AI observability enables developers to monitor, analyze and visualize the internal states, inputs and outputs of generative AI applications, increasing accuracy, trust, efficiency and regulatory compliance in real-world environments. AI observability spans all stages of application development, including development, testing and production, and anchors on three key pillars:
- Tracing: As developers build and customize their applications, tracing enables them to visualize the inputs, outputs and intermediate states of the application. This provides granular information of each component within the application to enable better debugging and explainability of the application behavior.
- Evaluations: After the initial version of the application is ready, developers conduct systematic evaluations to assess their application's performance to proactively improve response accuracy. This allows them to test and compare different models and prompts and finalize the configuration for product deployments.
- Monitoring: Once the application is deployed in production, developers need to constantly monitor the performance of their application to ensure operational reliability and avoid performance drift. Continuous monitoring also enables them to fine-tune the application by eliminating failure points and accommodating data drift.
In this quickstart, you'll build a Retrieval-Augmented Generation (RAG) system using Cortex Search and Cortex LLMs. This will be the basis of our example. Last, you'll create a test set and run LLM-as-judge evaluations in batch against your application.
What is TruLens?
TruLens is a library for tracking and evaluating Generative AI applications in open source, along with powering Snowflake AI Observability.
What You Will Learn
- How to load, parse, and chunk data for RAG
- How to create a RAG with Cortex Search and Complete, adding TruLens instrumentation
- How to set application metadata for experiment tracking
- How to create a run and configure your test set for evaluation
- How to compute evaluation metrics in batch on the run
- How to navigate AI Observability to view and compare traces and evaluation results
What You Will Build
- A retrieval-augmented generation (RAG) app
- An evaluation run with computed metrics
Prerequisites
- A Snowflake account with Cortex LLM Functions and Cortex Search enabled. If you do not have a Snowflake account, you can register for a free trial account.

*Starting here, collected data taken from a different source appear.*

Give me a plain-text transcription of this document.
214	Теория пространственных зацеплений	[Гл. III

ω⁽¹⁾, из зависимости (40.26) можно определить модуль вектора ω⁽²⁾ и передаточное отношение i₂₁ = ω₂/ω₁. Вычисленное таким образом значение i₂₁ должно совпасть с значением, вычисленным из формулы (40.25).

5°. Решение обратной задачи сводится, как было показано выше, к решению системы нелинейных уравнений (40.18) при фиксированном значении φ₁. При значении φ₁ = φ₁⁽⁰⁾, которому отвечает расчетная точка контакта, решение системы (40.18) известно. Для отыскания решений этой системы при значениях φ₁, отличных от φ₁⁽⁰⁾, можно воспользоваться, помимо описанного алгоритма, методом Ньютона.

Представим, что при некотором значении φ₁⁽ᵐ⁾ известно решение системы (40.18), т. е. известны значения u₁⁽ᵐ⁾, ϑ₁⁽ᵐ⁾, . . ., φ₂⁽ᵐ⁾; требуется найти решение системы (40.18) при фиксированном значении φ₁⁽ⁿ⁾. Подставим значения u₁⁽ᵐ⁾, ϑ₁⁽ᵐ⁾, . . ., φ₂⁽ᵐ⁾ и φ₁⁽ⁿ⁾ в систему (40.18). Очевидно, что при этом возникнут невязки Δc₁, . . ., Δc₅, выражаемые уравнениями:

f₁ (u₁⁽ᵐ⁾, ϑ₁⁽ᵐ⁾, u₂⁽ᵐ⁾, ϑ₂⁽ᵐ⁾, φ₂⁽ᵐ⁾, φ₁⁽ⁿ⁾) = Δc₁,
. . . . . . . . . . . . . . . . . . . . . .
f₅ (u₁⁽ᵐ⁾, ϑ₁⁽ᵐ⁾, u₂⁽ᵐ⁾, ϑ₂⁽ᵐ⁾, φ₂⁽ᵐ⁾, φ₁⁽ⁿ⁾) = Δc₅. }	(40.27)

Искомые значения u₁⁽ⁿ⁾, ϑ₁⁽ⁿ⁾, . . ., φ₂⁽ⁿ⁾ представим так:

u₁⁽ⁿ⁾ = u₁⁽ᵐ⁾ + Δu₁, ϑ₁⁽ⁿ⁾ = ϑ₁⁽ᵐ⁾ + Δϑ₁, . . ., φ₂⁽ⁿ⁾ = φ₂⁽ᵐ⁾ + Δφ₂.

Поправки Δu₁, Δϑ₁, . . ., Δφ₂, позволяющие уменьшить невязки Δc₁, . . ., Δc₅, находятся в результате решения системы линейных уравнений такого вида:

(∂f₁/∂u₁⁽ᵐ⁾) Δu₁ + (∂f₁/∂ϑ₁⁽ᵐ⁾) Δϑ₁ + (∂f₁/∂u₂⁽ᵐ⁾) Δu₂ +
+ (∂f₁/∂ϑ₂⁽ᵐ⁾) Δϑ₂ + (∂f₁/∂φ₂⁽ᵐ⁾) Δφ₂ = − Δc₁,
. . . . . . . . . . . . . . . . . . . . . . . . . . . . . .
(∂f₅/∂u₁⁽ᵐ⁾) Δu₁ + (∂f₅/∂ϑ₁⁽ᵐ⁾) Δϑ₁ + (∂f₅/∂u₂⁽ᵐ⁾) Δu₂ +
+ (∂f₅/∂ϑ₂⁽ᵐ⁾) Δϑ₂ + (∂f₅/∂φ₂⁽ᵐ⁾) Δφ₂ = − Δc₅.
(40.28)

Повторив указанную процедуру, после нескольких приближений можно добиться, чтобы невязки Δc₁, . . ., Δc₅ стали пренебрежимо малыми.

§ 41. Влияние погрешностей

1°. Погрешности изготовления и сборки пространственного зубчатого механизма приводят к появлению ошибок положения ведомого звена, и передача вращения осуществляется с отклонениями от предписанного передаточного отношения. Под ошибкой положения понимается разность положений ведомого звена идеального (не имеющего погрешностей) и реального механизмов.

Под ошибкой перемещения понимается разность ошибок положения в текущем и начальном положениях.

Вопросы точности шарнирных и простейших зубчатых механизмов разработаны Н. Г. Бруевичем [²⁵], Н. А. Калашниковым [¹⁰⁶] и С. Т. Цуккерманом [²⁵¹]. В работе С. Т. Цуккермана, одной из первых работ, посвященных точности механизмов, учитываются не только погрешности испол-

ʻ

- A Snowflake account login with ACCOUNTADMIN role. If you have this role in your environment, you may choose to use it. If not, you will need to 1) Register for a free trial, 2) Use a different role that has the ability to create database, schema, tables, stages, tasks, user-defined functions, and stored procedures OR 3) Use an existing database and schema in which you are able to create the mentioned objects.
Setup Environment
This phase prepares your environment and creates the dedicated database and warehouse. If you are not working in a Snowflake trial account and do not have ACCOUNTADMIN privileges, ensure that the user role has the following roles granted ():
- SNOWFLAKE.CORTEX_USER database role
- CREATE EXTERNAL AGENT privilege on the schema
For more information, see Required Privileges for AI Observability.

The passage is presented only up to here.